= Constitution of the Republic of the Congo =

The Constitution of the Republic of the Congo is the basic law governing the Republic of the Congo. In it, it is stated that the Republic of the Congo is a pluralistic, multi-party democracy. A presidential system since 2009, the president's term was originally 7 years, which has now been reduced to five after a 2015 constitutional referendum that instituted a new Constitution, which also reinstated the position of Prime Minister and moved the country to a semi-presidential system. The Council of Ministers – the government – is appointed by the President.

The country's parliament is bicameral, made up of a National Assembly and a Senate.

The chief court is the Supreme Court. In addition, Congo has a Constitutional Court which rules on constitutional matters.

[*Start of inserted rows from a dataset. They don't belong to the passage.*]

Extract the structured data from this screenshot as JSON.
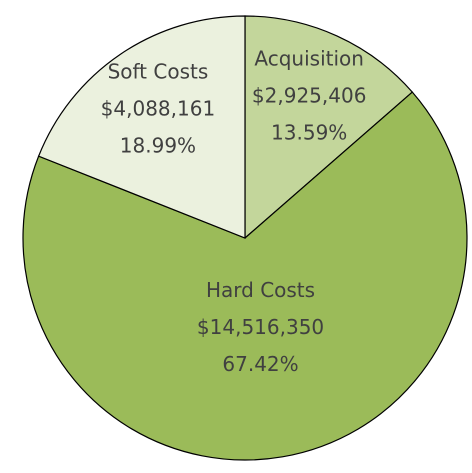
{
  "chart_data": {
    "type": "pie",
    "categories": [
      "Acquisition",
      "Hard Costs",
      "Soft Costs"
    ],
    "values": [
      2925406,
      14516350,
      4088161
    ],
    "value_labels": [
      "$2,925,406",
      "$14,516,350",
      "$4,088,161"
    ],
    "percent_labels": [
      "13.59%",
      "67.42%",
      "18.99%"
    ],
    "colors": [
      "#c3d69b",
      "#9bbb59",
      "#ebf1de"
    ]
  }
}
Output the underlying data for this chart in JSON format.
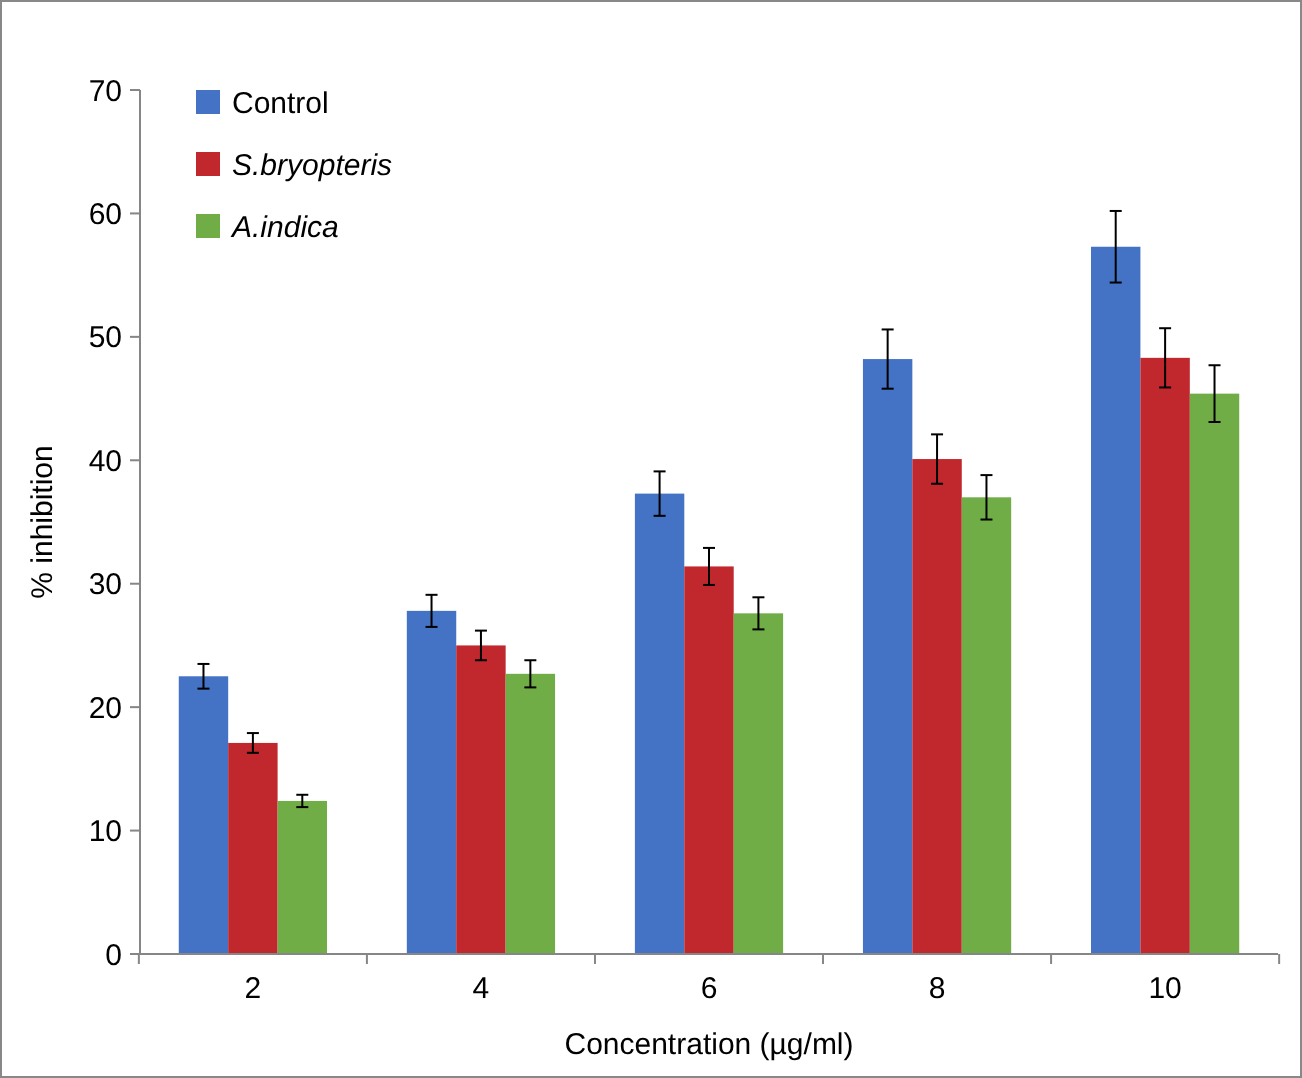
{
  "chart_data": {
    "type": "bar",
    "xlabel": "Concentration (µg/ml)",
    "ylabel": "% inhibition",
    "categories": [
      "2",
      "4",
      "6",
      "8",
      "10"
    ],
    "series": [
      {
        "name": "Control",
        "color": "#4472c4",
        "values": [
          22.5,
          27.8,
          37.3,
          48.2,
          57.3
        ],
        "errors": [
          1,
          1.3,
          1.8,
          2.4,
          2.9
        ]
      },
      {
        "name": "S.bryopteris",
        "color": "#c0282d",
        "values": [
          17.1,
          25.0,
          31.4,
          40.1,
          48.3
        ],
        "errors": [
          0.8,
          1.2,
          1.5,
          2,
          2.4
        ]
      },
      {
        "name": "A.indica",
        "color": "#70ad47",
        "values": [
          12.4,
          22.7,
          27.6,
          37.0,
          45.4
        ],
        "errors": [
          0.5,
          1.1,
          1.3,
          1.8,
          2.3
        ]
      }
    ],
    "ylim": [
      0,
      70
    ],
    "yticks": [
      0,
      10,
      20,
      30,
      40,
      50,
      60,
      70
    ],
    "grid": false,
    "legend": "top left"
  }
}
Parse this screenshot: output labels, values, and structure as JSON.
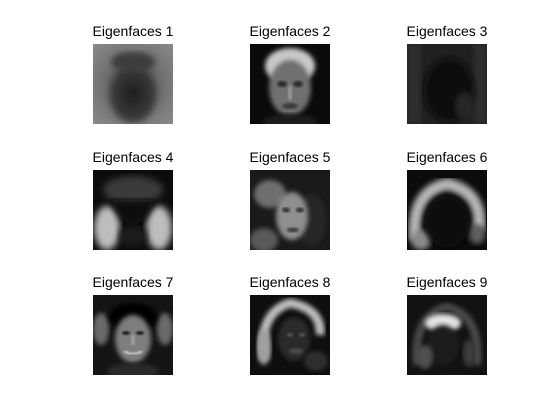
{
  "figure": {
    "background": "#ffffff",
    "panels": [
      {
        "title": "Eigenfaces 1",
        "image": "eigenface-1"
      },
      {
        "title": "Eigenfaces 2",
        "image": "eigenface-2"
      },
      {
        "title": "Eigenfaces 3",
        "image": "eigenface-3"
      },
      {
        "title": "Eigenfaces 4",
        "image": "eigenface-4"
      },
      {
        "title": "Eigenfaces 5",
        "image": "eigenface-5"
      },
      {
        "title": "Eigenfaces 6",
        "image": "eigenface-6"
      },
      {
        "title": "Eigenfaces 7",
        "image": "eigenface-7"
      },
      {
        "title": "Eigenfaces 8",
        "image": "eigenface-8"
      },
      {
        "title": "Eigenfaces 9",
        "image": "eigenface-9"
      }
    ]
  }
}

Congo is divided into 12 départements (counties or regions), each of which has its own local council.

The old and new constitutions both reference several important texts with reference to basic human rights:
- The UN Charter
- The Universal Declaration of Human Rights
- The African Charter on Human and People's Rights
- The 1991 Congolese Charter of National Unity and the Charter of Rights and Freedoms
Congo is a decentralised, secular and democratic republic.

== The 2015 referendum ==
A constitutional referendum was held on 25 October 2015 on a proposal to change the constitution. The new constitution included the following changes:
- Abolishing the death penalty.
- Extending the right to run for president to three terms, while simultaneously reducing the presidential term from seven to five years.
- Eliminating the maximum age limit of 70 years for the presidency, and reducing the minimum age from 40 to 30 years.
- Reinstating the position of Prime Minister, abolished in 2009.
- Reforming the Constitutional Court. Previously entirely nominated by the president, its nine members are now nominated by the chairs of the National Assembly and Senate, the Chief Justice of the Supreme Court, and the President, for four-year terms renewable twice.
- Creates a number of consultative bodies (these are in addition to existing bodies including the Economic, Social and Environmental Council; the Mediator of the Republic; the National Committee for Human Rights; and the Superior Council for Freedom of Communication). They are able to call government officials to testify on issues relevant to their purview:
  1. The National Council for Dialogue
  2. The Consultative Council for Women
  3. The Consultative Council for People Living with Handicaps
  4. The Consultative Council for Youth
  5. The Consultative Council for Traditions and Religions
  6. The Consultative Council for NGOs and Civil Society
- Giving greater powers to local authorities and affirming that Congo is a “decentralised state”.